Deep learning time series prediction models in surveillance data of hepatitis incidence in China
Precise incidence prediction of Hepatitis infectious disease is critical for early prevention and better government strategic planning. In this paper, we presented different prediction models using deep learning methods based on the monthly incidence of Hepatitis through a national public health surveillance system in China mainland. We assessed and compared the performance of three deep learning methods, namely, Long Short-Term Memory (LSTM) prediction model, Recurrent Neural Network (RNN) prediction model, and Back Propagation Neural Network (BPNN) prediction model. The data collected from 2005 to 2018 were used for the training and prediction model, while the data are split via 5-Fold cross-validation. The performance was evaluated based on three metrics: mean square error (MSE), mean absolute error (MAE), and mean absolute percentage error (MAPE). Among the year 2005-2018, 20,924,951 cases and 11,892 deaths were supervised in the system.
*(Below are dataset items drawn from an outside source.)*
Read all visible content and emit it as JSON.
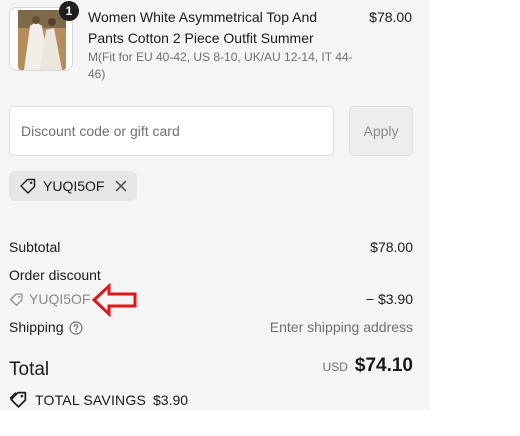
{
  "product": {
    "quantity": "1",
    "title": "Women White Asymmetrical Top And Pants Cotton 2 Piece Outfit Summer",
    "variant": "M(Fit for EU 40-42, US 8-10, UK/AU 12-14, IT 44-46)",
    "price": "$78.00",
    "image_icon": "product-photo"
  },
  "discount": {
    "placeholder": "Discount code or gift card",
    "value": "",
    "apply_label": "Apply",
    "applied_code": "YUQI5OF",
    "tag_icon": "tag-icon",
    "remove_icon": "close-icon"
  },
  "summary": {
    "subtotal_label": "Subtotal",
    "subtotal_value": "$78.00",
    "order_discount_label": "Order discount",
    "discount_code": "YUQI5OF",
    "discount_value": "− $3.90",
    "shipping_label": "Shipping",
    "shipping_value": "Enter shipping address",
    "help_icon": "question-circle-icon"
  },
  "total": {
    "label": "Total",
    "currency": "USD",
    "amount": "$74.10"
  },
  "savings": {
    "label": "TOTAL SAVINGS",
    "value": "$3.90",
    "icon": "tag-icon"
  },
  "colors": {
    "panel_bg": "#f5f5f5",
    "text": "#1a1a1a",
    "muted": "#707070",
    "annotation_arrow": "#e0161b"
  }
}
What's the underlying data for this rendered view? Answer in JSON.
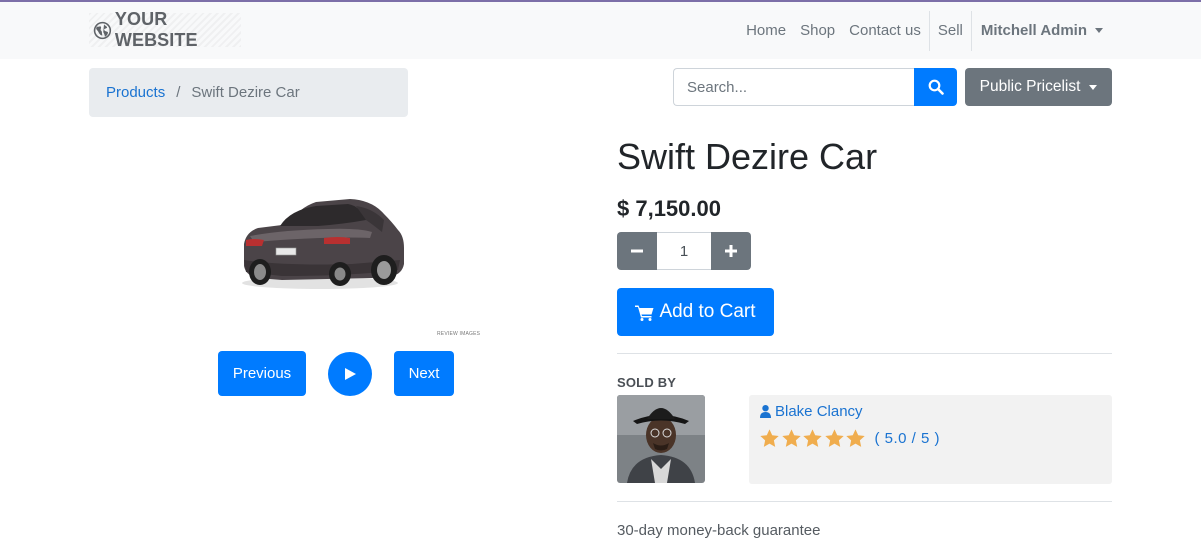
{
  "header": {
    "brand": "YOUR WEBSITE",
    "nav": [
      "Home",
      "Shop",
      "Contact us"
    ],
    "sell": "Sell",
    "user": "Mitchell Admin"
  },
  "breadcrumb": {
    "parent": "Products",
    "separator": "/",
    "current": "Swift Dezire Car"
  },
  "search": {
    "placeholder": "Search..."
  },
  "pricelist": {
    "label": "Public Pricelist"
  },
  "product": {
    "title": "Swift Dezire Car",
    "price": "$ 7,150.00",
    "quantity": "1",
    "add_to_cart": "Add to Cart",
    "image_credit": "REVIEW IMAGES"
  },
  "carousel": {
    "previous": "Previous",
    "next": "Next"
  },
  "seller": {
    "section_label": "SOLD BY",
    "name": "Blake Clancy",
    "rating_value": 5,
    "rating_max": 5,
    "rating_text": "( 5.0 / 5 )"
  },
  "info": {
    "guarantee": "30-day money-back guarantee"
  },
  "colors": {
    "primary": "#007bff",
    "secondary": "#6c757d",
    "link": "#1a73d1",
    "star": "#f0ad4e",
    "navbar_bg": "#f8f9fa"
  },
  "icons": {
    "brand": "globe-icon",
    "search": "search-icon",
    "cart": "shopping-cart-icon",
    "play": "play-icon",
    "minus": "minus-icon",
    "plus": "plus-icon",
    "user": "user-icon",
    "star": "star-icon"
  }
}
Hepatitis B (HB) is the most disease-causing incidence and death, and the proportion is greater than 70 percent, while the percentage of the incidence and deaths is decreased much in 2018 compared with 2005. Based on the measured errors and the visualization of the three neural networks, there is no one model predicting the incidence cases that can be completely superior to other models. When predicting the number of incidence cases for HB, the performance ranking of the three models from high to low is LSTM, BPNN, RNN, while it is LSTM, RNN, BPNN for Hepatitis C (HC). while the MAE, MSE and MAPE of the LSTM model for HB, HC are 3.84*10-06, 3.08*10-11, 4.981, 8.84*10-06, 1.98*10-12,5.8519, respectively. The deep learning time series predictive models show their significance to forecast the Hepatitis incidence and have the potential to assist the decision-makers in making efficient decisions for the early detection of the disease incidents, which would significantly promote Hepatitis disease control and management.